Electricity Market Update: Power Demand Hits Record Low
Recent data from the Australian Energy Market Operator (AEMO) has revealed a significant shift in the nation's energy market, with wholesale electricity demand falling to a record low.
This decline in demand, influenced by factors like milder winter weather conditions and a rise in renewable energy contributions, signals changes for the Australian energy sector. We take a look at the intricacies of these changing energy market conditions.
Decline in Wholesale Prices
According to the latest Quarterly Energy Dynamics report released by the Australian Energy Market Operator (AEMO), wholesale electricity prices have dropped significantly.
In fact, the report for Q3 2023 (1 July to 30 September 2023), shows that wholesale electricity prices averaged $63 per megawatt hour (MWh) in the quarter, down 41% from the June quarter ($108 per MWh) and down a huge 71% ($216 per MWh) from the same quarter last year.
By region, South Australia recorded the highest average quarterly price at $92 per MWh, followed by New South Wales ($81 per MWh), Queensland ($65 per MWh), Victoria ($49 per MWh) and Tasmania ($29 per MWh).
This contrasts with market conditions in 2022, which was marred by soaring coal and gas prices coupled with disruptions in coal-fired power supplies. The present trend indicates that there could be a return to mean prices across the majority of states.
Factors Leading to Reduced Demand
The reduced electricity demand is primarily due to a milder winter, and increased renewable energy sources within the power grid.
Milder Winter Season
Traditionally, colder months see a surge in electricity consumption due to heating needs. This year's warmer winter meant households and businesses required less energy for heating.
Surge in Renewables
Total electricity supply by fuel type saw renewables (wind, grid-scale and rooftop solar, hydro and other sources) contribute 38.9% of total supply-an increase of 4.6%. At the same time, black coal's share fell 3.4%, primarily due to the Liddell Power station closure, and gas fell 2.3%. Brown coal's market share increased 1%, mainly due to fewer unplanned outages.
Renewables also supplied a record 70% of total energy used over a half-hour period, with rooftop solar contributing 39%, again highlighting the likely benefit from coordinating rooftop solar and home batteries.
The past year has also seen an unprecedented increase in rooftop solar installations. The grid's rooftop solar power in September 2023 was 41% higher than the same month in the previous year, driven by favourable weather conditions and an accelerated pace of solar installations.
Potential renewable output hit a record 98.6%, which combines dispatched generation and available wind and solar farms that were bidding above the spot price and therefore not dispatched into the wholesale market.
Challenges in Some States
Despite all this, there were still challenges in some states. For example, South Australia was impacted by a number of outages on the main interconnector to Victoria. These outages were caused by extensive network shut-downs due to maintenance and upgrades. This meant that the electricity grid in South Australia had to use more gas generation, which left it more susceptible to high price bidding from the state's gas generators.
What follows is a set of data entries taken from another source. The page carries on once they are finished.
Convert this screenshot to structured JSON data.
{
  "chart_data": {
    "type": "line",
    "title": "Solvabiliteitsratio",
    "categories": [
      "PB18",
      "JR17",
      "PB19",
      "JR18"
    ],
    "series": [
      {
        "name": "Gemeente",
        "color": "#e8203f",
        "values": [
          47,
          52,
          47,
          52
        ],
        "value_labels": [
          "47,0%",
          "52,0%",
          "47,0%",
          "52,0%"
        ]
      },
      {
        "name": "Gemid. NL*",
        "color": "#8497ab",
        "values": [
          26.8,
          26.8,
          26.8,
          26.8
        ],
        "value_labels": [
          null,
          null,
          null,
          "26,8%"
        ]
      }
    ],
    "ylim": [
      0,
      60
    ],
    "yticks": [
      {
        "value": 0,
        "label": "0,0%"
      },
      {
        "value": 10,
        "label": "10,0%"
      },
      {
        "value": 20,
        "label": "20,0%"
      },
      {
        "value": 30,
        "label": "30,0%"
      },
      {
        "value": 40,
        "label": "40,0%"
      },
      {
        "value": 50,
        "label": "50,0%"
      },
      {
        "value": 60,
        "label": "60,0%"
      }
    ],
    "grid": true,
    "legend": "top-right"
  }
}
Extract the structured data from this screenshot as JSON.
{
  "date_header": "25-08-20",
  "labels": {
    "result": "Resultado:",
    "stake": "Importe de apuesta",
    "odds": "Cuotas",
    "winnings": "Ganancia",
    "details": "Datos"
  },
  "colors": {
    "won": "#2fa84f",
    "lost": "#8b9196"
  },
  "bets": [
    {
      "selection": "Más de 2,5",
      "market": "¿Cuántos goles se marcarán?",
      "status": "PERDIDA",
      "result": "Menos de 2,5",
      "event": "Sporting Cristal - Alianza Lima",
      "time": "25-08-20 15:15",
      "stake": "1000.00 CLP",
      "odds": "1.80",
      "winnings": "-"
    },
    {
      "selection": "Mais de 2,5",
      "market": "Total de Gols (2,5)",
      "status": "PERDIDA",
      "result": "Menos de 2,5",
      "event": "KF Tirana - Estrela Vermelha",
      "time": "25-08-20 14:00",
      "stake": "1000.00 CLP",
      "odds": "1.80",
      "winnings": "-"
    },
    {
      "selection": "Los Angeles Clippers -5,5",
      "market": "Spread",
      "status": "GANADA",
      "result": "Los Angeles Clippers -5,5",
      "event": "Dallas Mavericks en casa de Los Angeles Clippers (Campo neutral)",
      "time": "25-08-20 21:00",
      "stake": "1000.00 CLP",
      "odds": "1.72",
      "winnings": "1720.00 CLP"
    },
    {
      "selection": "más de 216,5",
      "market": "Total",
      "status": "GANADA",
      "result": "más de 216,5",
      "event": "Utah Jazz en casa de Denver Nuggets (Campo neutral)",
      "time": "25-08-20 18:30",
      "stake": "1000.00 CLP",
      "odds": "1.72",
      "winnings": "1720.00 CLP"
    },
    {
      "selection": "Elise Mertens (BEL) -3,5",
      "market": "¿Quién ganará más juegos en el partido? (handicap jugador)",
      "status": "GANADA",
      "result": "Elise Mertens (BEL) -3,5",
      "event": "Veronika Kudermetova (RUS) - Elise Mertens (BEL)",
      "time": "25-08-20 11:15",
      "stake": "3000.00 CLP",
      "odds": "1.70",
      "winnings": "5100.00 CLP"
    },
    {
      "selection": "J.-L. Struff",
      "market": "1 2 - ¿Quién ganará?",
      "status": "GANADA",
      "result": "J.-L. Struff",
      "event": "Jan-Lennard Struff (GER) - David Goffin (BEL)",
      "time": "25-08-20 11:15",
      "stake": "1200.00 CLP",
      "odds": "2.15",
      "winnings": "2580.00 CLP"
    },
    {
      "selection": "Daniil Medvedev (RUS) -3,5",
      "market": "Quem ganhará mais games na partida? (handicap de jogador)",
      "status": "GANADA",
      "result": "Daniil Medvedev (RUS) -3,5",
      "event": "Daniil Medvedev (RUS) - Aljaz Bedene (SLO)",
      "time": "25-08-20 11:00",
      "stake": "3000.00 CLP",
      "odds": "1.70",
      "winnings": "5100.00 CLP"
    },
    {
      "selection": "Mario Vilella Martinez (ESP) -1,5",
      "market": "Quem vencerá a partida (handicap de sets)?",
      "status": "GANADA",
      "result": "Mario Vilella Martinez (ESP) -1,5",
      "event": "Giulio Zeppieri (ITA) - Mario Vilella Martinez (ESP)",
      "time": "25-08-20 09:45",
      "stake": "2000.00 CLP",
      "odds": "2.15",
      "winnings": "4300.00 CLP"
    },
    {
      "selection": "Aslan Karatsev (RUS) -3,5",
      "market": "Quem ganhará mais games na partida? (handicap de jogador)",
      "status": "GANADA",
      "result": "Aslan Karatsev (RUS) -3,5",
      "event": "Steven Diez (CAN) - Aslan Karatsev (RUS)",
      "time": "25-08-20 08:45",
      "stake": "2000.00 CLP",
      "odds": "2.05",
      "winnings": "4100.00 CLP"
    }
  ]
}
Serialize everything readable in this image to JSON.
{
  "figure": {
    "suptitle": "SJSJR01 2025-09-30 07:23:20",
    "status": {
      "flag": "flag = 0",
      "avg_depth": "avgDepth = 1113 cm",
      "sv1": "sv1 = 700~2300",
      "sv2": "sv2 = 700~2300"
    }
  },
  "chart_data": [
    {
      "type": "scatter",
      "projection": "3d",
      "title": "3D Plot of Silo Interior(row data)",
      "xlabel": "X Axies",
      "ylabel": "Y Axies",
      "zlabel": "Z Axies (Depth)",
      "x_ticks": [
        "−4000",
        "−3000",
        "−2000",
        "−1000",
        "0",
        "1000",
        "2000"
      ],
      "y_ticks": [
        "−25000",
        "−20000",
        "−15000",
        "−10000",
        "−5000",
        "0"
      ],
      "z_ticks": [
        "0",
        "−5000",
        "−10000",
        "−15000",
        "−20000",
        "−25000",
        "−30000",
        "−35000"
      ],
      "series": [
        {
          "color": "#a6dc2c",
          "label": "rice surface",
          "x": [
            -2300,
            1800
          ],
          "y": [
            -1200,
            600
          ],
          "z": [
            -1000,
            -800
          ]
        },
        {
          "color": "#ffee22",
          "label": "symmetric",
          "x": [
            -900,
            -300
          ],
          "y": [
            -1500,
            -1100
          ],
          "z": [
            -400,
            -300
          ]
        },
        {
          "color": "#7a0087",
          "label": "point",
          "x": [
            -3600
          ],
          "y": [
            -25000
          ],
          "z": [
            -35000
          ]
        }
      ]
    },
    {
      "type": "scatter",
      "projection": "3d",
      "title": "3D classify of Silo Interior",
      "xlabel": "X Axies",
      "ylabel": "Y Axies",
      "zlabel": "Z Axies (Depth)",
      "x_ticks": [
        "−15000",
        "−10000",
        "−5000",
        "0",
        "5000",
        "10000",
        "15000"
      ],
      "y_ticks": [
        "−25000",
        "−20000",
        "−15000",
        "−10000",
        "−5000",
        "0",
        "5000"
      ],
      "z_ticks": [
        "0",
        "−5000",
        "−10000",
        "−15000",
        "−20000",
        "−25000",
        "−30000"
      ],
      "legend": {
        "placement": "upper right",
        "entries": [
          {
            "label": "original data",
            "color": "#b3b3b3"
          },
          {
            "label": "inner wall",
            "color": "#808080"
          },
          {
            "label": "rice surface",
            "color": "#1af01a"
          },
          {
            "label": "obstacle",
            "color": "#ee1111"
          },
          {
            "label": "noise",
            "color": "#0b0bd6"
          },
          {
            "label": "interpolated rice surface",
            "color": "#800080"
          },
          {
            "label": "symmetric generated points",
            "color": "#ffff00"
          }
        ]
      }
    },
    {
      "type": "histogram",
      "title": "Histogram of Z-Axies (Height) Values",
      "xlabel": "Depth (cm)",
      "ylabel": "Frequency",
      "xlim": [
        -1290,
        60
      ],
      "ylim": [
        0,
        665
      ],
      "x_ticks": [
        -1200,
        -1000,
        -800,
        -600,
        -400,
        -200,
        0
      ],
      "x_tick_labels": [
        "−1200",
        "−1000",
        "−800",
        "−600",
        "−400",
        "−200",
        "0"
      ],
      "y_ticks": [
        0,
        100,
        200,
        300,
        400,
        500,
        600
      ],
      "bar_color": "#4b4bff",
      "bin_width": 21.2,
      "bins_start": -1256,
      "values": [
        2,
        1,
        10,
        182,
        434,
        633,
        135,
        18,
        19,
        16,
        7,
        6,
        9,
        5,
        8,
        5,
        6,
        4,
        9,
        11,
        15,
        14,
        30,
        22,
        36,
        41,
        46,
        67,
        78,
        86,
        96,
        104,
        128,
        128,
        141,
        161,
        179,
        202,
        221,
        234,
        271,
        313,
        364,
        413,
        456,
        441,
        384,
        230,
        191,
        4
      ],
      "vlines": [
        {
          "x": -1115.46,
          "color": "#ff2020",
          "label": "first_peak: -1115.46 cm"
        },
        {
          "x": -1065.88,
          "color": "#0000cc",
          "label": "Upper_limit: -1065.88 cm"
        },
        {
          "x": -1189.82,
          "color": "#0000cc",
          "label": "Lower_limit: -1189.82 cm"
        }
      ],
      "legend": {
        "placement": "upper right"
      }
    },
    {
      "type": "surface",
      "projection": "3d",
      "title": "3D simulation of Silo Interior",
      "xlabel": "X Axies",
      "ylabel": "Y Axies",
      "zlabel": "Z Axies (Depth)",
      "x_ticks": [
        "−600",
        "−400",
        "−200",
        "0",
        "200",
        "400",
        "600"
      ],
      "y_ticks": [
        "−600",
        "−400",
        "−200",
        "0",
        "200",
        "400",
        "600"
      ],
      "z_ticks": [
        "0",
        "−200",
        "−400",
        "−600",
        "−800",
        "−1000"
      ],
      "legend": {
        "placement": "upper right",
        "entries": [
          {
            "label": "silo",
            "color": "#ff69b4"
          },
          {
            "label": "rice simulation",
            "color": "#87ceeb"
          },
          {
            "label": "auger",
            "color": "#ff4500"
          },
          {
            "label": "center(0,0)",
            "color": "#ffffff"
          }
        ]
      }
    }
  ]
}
Retail Prices: A Forward Look
While the decline in wholesale prices is a positive indicator, it's important to note that this may not immediately translate to reduced household electricity bills. There are a lot of factors that impact the of retail energy pricing. In addition, retail energy pricing is often pre-set far in advance. This means that consumers might have some time to wait to see wholesale price reductions reflected in their bills.
Future Considerations and Cautions
While the current state of the energy market brings optimism, commentators like the Australian Energy Regulator have voiced concerns. They've acknowledged the benefits of integrating affordable renewable sources like solar and wind power into the grid. However, they've also highlighted that the pace of this transition needs acceleration. The upcoming summer season is projected to be warmer, posing potential challenges, particularly when considering the vulnerabilities observed in South Australia.
The influence of renewables on Australia's electricity grid and the cost of electricity has been profound. The overarching message is clear: a transition to renewables is imperative for both a reduction in the cost of power, and Australia's sustainable energy future.